Let’s break it down course by course: As I mentioned above, Angelo’s first course did not actually complete the challenge. I liked that he made the noodles, but no matter how you slice and dice it, pork belly and noodles do not a vegetable course make. Ed’s corn dish was good but not great. Whereas Kevin took a relatively standard dish and gave it a lot of flavor. It was extremely well made, and hands down the best of the three, with Ed’s in second place.
So, the first course standings: First place: Kevin. Second Place: Ed. Third Place: Angelo.
The second course also went to Kevin without a doubt. He prepared the rouget perfectly, used the clams well to flavor the broth, and employed an interesting technique with the tagliatelle of cuttlefish (Michel Richard was the first to use this technique, by the way). Kevin even used the ink of the cuttlefish in his dish. Angelo used the veggies in a nice way in his dish but it didn’t rise to the level of Kevin’s. And both the slippery lobster and the rouget were slightly overcooked in Ed’s dish.
Second course: First place: Kevin. Second place: Angelo. Third place: Ed.
Though Kevin’s duck was slightly better cooked, Ed’s creativity in creating a sausage of sorts from the duck neck gave him a slight edge in this course. The dish showed skill, talent, and ingenuity … and it was simply delicious. Angelo’s shooter was just weird –- it should have been a sauce. The marshmallow was too sweet for the dish, even though the cinnamon worked in the larger context. nd the whole dish came with far too many instructions, which is antithetical to a relaxed dining experience.

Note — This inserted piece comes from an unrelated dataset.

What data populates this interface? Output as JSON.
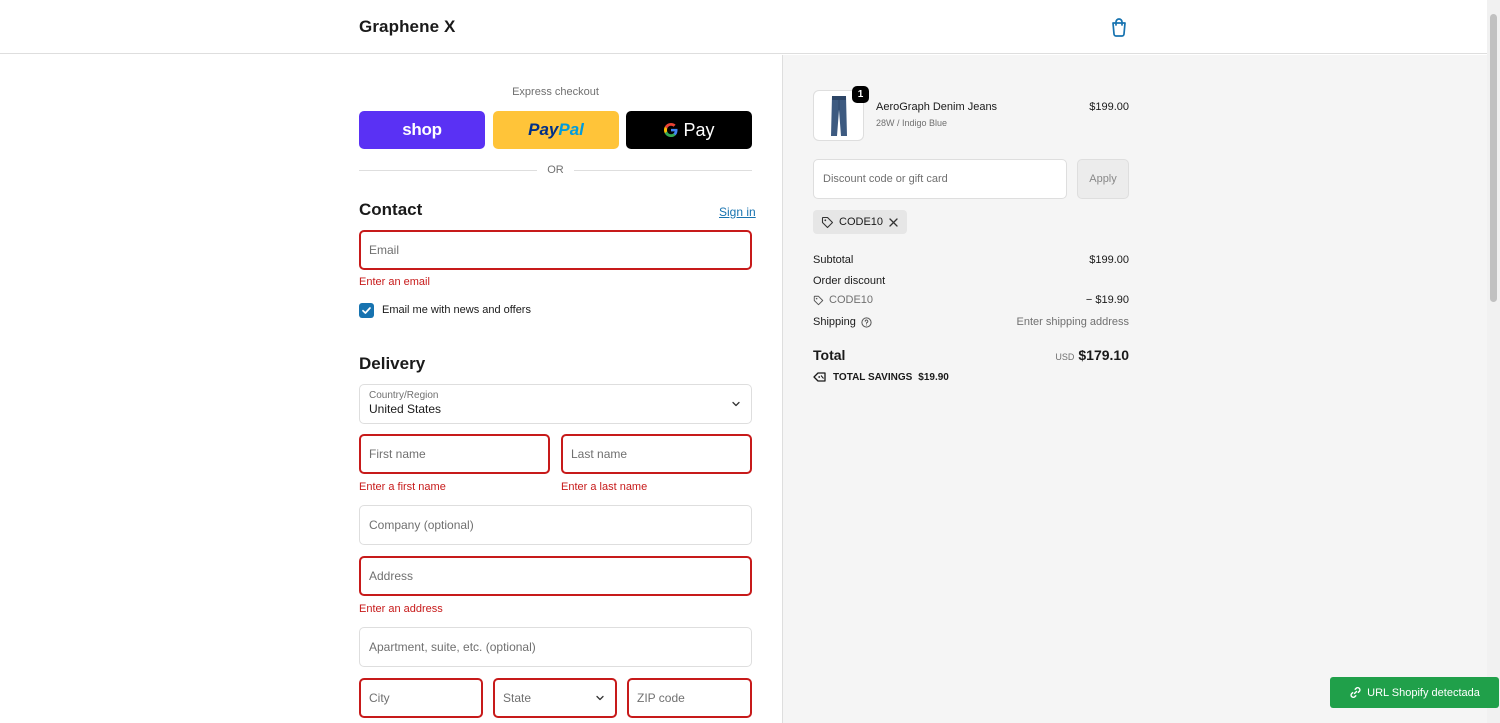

Third course: First place: Ed (by a nose…or a neck). Second place: Kevin. Third place: Angelo.
Angelo’s dessert was good, but was bordering on savory. Ed’s dessert might have gotten him by mid-season but was by no means a winner for a finale, where the chefs are supposed to be cooking the meals of their lives. Kevin’s, on the other hand, was sensational. He hollowed out the base of the dragon fruit and placed a perfect panna cotta there, he made a gorgeous sorbet of the dragon fruit, he diced the other exotic fruits small and served the whole thing ice-cold. It was really, really great.
A word about desserts: I simply cannot understand why, season after season, chefs like Ed do not arrive at the finals with a dessert up their sleeves, ready to be pulled out, not requiring much in the way of pastry skills, and second-nature enough not to require much thought. Even something as simple as a great chocolate soufflé, something they know they’ll be able to execute well. I believe that Kevin did exactly that – he arrived with the know-how to dash off a great panna cotta and found a way to integrate it into a dish, allowing himself to be inspired by the fruits he found. It was smart. In fact, it was sensational.
Fourth course: First place (by a landslide): Kevin. Second place: Angelo. Third place: Ed.
Need I tally the results? They’re clear. And it was clear that night, too. In fact, the winners of the prior seasons all said that they knew as the evening progressed that Kevin was the clear winner.
Now someone is sure to gripe that perhaps working with Michael Voltaggio gave Kevin an advantage. No. Kevin got lucky in being paired with Michael because they knew one another and had enjoyed working together in the past, but that’s the extent of it. One could just as easily argue, for example, that Angelo got lucky in being paired with Hung, who worked quickly and efficiently while Angelo was flat out. Folks will also argue that Angelo was disadvantaged by being sick. Surely. But would he have won had he been well? I don’t think it would have made a difference. Kevin’s food was the best we’ve had in any finale. It was exciting.
Truly. All three of these chefs won some challenges and lost some along the way. Perhaps this is because they were the strongest among weaker contestants and were playing to the level of the whole crowd. Maybe it was gamesmanship. I don’t know, but clearly they stepped up their game coming into the finale. I’ve nitpicked here to explain why certain dishes succeeded over others. But they were all great dishes, well prepared by talented chefs. It’s just that Kevin’s dishes edged out those of his competitors that night.
Remember: It’s a game. People think there’s some perfect way to determine “the best chef,” whatever that means. If we just wanted to ascertain who was the best chef, we could simply go to their restaurants. That’s not the goal here. The goal is to determine a winner to a game, and we’re playing according to the rules of the game at hand. In this game, one dish will send you home. It’s a game that includes cooking skill, creativity, gamesmanship…and timing. You might have the weakest dish on the winning team one day and stay, while a stronger dish is the weakest of the losing team, so the chef that made that one goes home. You might have an off day – oh, say, perhaps, that your mussels freeze and they were a key component in the dish you’d planned –- and you go home. That’s the game. All three chefs cooked their hearts out at the finale, but everything came together for Kevin, and he won the game.
After a season in which the cooking perhaps was not as consistently high caliber as that of last season, this was an incredibly exciting finale, and, I’ll say again, Kevin’s food was the best we’ve had in any finale ever. Congratulations to our three finalists and an extra congratulations, Kevin.